Полковник ощутил себя старым дураком, и умоляюще посмотрел на Мадлен.
— Ты случайно не сведуща в экономической теории?
— Я точно не знаю, как это лучше объяснить, — подала голос Мадлен, поднимая с пола папки, — Просто золото хранится в банке, то есть в государственной казне, и любой человек, кто отдаст казне бумажные деньги, может получить золото на сумму, которая на купюре написана.
Мэри и тут нашлась, как поставить Мадлен в тупик:
— А если нарисовать бумажек больше чем золота, один человек заберёт много золота за бумажки, а другому не достанется?
— Ну, — замялась Мадлен, — так, наверное, не может быть…
— Ладно, Мэри, пойдём, не будем мешать Мадлен. Обещаю, я проясню вопрос денег и золота и позже тебе все расскажу.
И они пошли дальше по коридору пока не дошли до залитого светом холла.
— А можно туда? — с наивностью ребенка спросила Мэри.
— Нет, Мэри, доктор Вильерс ведь сказал, что выходить в холл днём можно начинать только через неделю.
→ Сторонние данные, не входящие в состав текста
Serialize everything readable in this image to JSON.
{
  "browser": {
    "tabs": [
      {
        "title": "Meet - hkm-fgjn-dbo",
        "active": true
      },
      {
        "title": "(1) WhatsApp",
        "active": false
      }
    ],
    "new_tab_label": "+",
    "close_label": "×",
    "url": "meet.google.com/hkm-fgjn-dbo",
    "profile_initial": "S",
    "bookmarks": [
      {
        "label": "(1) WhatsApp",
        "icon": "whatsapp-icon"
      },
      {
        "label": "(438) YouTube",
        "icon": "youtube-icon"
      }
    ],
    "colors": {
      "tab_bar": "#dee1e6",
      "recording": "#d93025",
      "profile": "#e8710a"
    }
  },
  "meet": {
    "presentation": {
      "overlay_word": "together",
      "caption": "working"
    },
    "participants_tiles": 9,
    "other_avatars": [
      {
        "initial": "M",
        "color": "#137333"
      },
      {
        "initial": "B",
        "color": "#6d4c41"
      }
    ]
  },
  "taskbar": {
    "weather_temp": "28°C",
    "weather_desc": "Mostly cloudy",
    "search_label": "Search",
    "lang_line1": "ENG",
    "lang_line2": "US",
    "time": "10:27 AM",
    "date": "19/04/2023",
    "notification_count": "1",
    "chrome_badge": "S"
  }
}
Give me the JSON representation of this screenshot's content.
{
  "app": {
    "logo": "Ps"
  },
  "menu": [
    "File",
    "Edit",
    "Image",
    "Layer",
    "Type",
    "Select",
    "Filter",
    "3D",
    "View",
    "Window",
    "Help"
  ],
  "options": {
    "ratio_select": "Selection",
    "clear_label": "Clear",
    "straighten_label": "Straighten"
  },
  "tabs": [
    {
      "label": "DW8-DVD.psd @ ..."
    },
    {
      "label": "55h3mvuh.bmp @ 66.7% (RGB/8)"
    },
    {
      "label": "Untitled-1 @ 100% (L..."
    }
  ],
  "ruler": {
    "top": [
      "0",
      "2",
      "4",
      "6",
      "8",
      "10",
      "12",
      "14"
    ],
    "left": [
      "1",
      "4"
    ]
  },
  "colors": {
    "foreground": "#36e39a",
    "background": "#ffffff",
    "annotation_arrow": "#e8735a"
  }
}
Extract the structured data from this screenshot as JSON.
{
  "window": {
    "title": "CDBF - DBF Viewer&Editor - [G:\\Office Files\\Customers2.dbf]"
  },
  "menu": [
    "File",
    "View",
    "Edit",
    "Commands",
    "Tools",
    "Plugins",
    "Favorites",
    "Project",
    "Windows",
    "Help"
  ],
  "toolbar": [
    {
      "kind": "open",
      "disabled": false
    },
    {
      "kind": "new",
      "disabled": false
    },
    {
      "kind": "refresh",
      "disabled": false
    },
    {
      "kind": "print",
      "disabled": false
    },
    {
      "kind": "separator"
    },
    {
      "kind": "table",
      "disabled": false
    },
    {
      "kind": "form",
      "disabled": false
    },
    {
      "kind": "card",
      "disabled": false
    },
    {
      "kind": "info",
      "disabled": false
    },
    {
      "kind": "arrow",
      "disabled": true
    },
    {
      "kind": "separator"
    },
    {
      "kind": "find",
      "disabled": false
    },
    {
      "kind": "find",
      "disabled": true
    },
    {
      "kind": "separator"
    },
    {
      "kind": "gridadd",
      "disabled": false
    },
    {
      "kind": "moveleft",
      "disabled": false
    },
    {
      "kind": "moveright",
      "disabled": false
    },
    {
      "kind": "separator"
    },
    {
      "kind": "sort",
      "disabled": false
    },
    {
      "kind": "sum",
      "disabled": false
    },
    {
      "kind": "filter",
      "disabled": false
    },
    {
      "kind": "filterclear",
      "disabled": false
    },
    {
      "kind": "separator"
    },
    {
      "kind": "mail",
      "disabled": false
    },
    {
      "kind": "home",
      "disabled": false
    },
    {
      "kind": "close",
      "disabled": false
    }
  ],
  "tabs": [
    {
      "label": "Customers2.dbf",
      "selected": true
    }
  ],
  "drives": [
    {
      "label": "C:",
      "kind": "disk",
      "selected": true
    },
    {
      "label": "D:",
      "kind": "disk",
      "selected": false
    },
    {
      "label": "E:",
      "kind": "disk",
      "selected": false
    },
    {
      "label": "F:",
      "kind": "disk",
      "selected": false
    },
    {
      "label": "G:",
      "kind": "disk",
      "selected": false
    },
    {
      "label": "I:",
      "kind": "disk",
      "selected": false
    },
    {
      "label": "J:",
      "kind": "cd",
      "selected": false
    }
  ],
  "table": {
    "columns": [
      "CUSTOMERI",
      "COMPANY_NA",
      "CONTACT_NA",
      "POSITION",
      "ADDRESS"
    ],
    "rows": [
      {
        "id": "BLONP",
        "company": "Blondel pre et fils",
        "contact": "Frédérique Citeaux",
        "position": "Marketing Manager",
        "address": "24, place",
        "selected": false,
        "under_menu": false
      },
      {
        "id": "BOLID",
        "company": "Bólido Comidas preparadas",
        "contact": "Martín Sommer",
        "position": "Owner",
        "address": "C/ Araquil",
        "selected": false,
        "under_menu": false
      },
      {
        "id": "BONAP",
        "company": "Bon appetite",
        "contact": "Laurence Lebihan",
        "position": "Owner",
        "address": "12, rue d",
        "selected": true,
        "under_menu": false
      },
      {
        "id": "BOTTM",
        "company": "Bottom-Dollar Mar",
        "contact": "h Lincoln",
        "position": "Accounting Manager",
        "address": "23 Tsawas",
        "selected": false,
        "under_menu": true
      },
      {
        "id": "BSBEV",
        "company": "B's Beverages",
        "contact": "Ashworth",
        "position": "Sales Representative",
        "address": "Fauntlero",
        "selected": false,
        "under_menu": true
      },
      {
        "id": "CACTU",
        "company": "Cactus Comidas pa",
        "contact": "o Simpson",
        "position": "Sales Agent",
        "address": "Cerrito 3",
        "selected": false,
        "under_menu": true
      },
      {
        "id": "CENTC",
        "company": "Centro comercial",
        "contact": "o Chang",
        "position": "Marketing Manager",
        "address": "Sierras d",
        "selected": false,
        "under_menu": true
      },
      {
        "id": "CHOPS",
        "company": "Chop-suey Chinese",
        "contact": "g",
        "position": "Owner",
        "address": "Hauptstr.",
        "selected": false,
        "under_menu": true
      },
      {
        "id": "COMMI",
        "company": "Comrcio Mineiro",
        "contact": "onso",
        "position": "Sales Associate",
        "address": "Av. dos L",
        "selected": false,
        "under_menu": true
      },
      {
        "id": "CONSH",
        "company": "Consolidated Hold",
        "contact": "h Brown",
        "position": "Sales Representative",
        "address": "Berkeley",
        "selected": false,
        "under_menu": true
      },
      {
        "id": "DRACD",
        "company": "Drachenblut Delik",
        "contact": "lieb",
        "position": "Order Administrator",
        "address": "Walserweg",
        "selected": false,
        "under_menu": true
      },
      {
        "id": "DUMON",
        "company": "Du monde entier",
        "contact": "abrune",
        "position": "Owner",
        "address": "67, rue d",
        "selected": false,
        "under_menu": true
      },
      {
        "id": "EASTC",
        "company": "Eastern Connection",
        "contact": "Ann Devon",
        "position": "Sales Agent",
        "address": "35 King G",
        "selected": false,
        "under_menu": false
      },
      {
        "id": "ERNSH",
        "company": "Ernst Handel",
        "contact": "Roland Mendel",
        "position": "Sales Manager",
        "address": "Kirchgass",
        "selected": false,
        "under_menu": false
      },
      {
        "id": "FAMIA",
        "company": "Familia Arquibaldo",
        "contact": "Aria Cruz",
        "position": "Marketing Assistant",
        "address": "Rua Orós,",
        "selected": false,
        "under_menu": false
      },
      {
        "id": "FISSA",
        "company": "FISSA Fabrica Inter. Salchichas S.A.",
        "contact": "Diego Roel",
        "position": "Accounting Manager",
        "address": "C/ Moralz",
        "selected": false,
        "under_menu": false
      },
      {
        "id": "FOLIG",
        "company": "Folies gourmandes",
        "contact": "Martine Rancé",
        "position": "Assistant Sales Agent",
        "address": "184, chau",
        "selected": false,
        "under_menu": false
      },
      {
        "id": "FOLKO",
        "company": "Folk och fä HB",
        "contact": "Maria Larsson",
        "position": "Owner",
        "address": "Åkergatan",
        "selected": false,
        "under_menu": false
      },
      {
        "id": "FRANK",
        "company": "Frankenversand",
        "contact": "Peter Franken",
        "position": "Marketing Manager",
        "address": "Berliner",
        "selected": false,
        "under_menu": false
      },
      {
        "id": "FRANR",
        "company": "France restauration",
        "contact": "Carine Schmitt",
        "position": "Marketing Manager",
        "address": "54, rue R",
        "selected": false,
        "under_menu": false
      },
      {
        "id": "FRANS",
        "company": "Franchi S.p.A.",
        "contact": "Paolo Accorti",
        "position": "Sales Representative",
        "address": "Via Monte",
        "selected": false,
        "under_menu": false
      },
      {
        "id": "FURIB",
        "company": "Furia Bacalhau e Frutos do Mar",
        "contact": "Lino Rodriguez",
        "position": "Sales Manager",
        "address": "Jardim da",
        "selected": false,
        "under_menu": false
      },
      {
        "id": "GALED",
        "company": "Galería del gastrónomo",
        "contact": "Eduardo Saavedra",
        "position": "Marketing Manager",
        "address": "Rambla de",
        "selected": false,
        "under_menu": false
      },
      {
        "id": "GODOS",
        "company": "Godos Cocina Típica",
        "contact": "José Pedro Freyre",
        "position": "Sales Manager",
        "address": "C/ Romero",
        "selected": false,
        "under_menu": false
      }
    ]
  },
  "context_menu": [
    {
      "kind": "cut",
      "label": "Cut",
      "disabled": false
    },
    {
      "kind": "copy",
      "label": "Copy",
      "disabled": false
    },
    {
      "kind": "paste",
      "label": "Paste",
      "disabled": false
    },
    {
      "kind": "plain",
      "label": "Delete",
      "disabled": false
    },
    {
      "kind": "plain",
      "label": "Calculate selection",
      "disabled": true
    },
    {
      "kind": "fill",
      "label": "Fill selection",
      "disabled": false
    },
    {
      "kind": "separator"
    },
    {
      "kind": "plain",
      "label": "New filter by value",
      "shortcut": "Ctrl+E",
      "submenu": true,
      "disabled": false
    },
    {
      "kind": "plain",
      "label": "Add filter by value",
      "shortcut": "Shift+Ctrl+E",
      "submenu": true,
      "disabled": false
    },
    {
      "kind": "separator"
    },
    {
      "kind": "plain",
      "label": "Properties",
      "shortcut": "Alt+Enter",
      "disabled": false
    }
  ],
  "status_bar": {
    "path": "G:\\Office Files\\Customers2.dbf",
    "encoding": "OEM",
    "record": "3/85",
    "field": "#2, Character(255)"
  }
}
Не будем торопиться.
— Да, неделя, — кивнула она, — семь дней, семь раз солнце садится и семь раз заходит, даже если его не видно.
— Что значит, не видно? — не понял полковник.
— Когда облака, когда тучи льют дождь.
Они повернули и вновь по коридору направились туда, откуда пришли.
— А когда можно открыть шторы? — всё сыпала и сыпала вопросами Мэри.
— Когда будет пасмурная погода, — терпеливо отвечал полковник.
— А когда можно увидеть солнце?
— Не скоро, Мэри. Когда научишься стоять у окон, потом доктор Вильерс разрешит тебе выходить на улицу. Сначала можно будет ступить один шаг и вернуться. На второй день два шага, на третий — три и так далее, пока ты не сможешь пройти от особняка до ограды. Куда ты так торопишься? Все успеешь.
— Я думала, что мне никогда больше нельзя увидеть солнца, что ему можно только поклоняться, но лицезреть не велено.
— Кем не велено?
— Жрецами. Только когда мертвый камень скрывает его, самым смелым и стойким можно видеть сияющее кольцо и славить его.
— Зачем славить?
— Иначе мертвый камень не уйдет, поглотит солнце.